Extracted from the Feb 11, 2013 Market Update
Market Topping? Despite many signs suggesting that the markets are ready for a strong pullback (some of which are listed below), the trend indicator is still bullish. We will also examine key pieces of data before we render a full decision. We have seen strong signs of topping in this market before, and in each instance, at most the market let out a small amount of steam, before soaring to new highs. The Feds are twisting all the rules via their incessant desire to inflate the markets higher through forever QE (quantitative easing). Against such a backdrop, it is futile and dangerous to adopt the old contrarian strategy or ideology. In this market one has to use mass psychology and combine it with key indicators that do not rely on manipulated data, one of which is the newly developed trend indicator.
The retail investor is getting bullish so this is an important psychological development as this group has sat on the sidelines for a very long time. Longer term this indicates higher prices. In the short-term it suggests that a correction could be in the works.
Insider selling is now at an extreme level. This development confirms that some sort of correction is in the works. Insiders these days are very agile, so this cannot be taken as a long-term development. They jump in and out of the markets 10 times faster than they would 5-6 years ago.
Speculation is increasing; this can be seen by the fact the subprime mortgage bonds are starting to sell. The subprime market is becoming hot again. On a separate note this means you should not buy a house unless you get a good deal. This is something we have alluded to from the beginning. Under no circumstance should you buy unless it’s a great deal. If you cannot find a great deal, then wait. In the short-term there are signs that prices will pullback.
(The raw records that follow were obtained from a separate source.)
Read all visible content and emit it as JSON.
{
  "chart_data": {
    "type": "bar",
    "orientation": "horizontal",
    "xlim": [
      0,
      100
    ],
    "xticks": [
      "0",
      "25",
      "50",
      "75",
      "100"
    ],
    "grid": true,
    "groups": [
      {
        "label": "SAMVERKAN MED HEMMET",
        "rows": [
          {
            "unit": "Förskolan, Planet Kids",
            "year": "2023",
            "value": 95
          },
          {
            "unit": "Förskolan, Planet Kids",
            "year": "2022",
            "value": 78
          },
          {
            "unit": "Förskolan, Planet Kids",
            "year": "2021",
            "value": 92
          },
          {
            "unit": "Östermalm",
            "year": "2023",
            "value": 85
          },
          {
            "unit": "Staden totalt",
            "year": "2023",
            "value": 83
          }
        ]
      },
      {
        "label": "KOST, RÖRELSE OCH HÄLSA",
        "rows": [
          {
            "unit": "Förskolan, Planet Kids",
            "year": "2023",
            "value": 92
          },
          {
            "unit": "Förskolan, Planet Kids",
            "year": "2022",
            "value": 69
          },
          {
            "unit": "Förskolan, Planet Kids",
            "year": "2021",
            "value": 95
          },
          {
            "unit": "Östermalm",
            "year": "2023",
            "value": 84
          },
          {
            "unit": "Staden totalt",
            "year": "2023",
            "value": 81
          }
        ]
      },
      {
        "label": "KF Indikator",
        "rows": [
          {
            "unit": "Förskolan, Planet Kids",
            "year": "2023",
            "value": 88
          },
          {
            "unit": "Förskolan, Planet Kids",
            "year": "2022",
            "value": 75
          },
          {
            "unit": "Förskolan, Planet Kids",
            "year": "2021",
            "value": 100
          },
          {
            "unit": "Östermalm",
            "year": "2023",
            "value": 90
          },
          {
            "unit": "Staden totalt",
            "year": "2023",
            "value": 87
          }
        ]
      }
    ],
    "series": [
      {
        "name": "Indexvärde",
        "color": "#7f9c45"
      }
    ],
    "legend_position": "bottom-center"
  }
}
The heat is on; it is just a matter of time before all the players join the game and then the theme will become devalue or die. This will lead to another bubble or several bubbles as investors will be forced to look for a place to park their money. One of the bubbles will eventually be in the precious metals sector. In the end the entire commodities sector will go through a bubble phase. The end result will be the same. These markets will implode and collapse. As this is going to be an all out of war (something we spoke off years ago), it is going to have an impact on the financial markets. It will alter their normal trajectories and push them higher as investors pile into the markets. This confirms that the Markets have more room to move higher but in the short-term they are ripe for a correction.
Big drop in V readings
Volatility will not be as extreme as before and the bulk of the moves will occur in the direction of the trend, which in this case is up. We will most likely not witness many wild swings where the markets could move up or down up to 200-300 points in one day, at least not until the readings surge again.
Despite all the wild action, bonds continue to show signs of putting in a bottom. Out of the 4 main indicators in the daily charts, the strongest one has generated a new buy. Thus it appears that it’s just a matter of time before the others turn around. A rally in bonds is usually accompanied with the markets pulling back.
New sell in the Euro
We have a new daily sell signal. The euro usually trends in the same direction as the markets.
The strength of the SPX clearly suggests that for now all strong pullbacks should be viewed as buying opportunities until a new sell signal is triggered. This is further confirmed by our trend indicator and the fact that so many participants are still sitting on the sidelines. This is the most hated bull market in history and therefore every pullback must be viewed as a buying opportunity, until the trend indicator turns negative or generates an outright sell signal.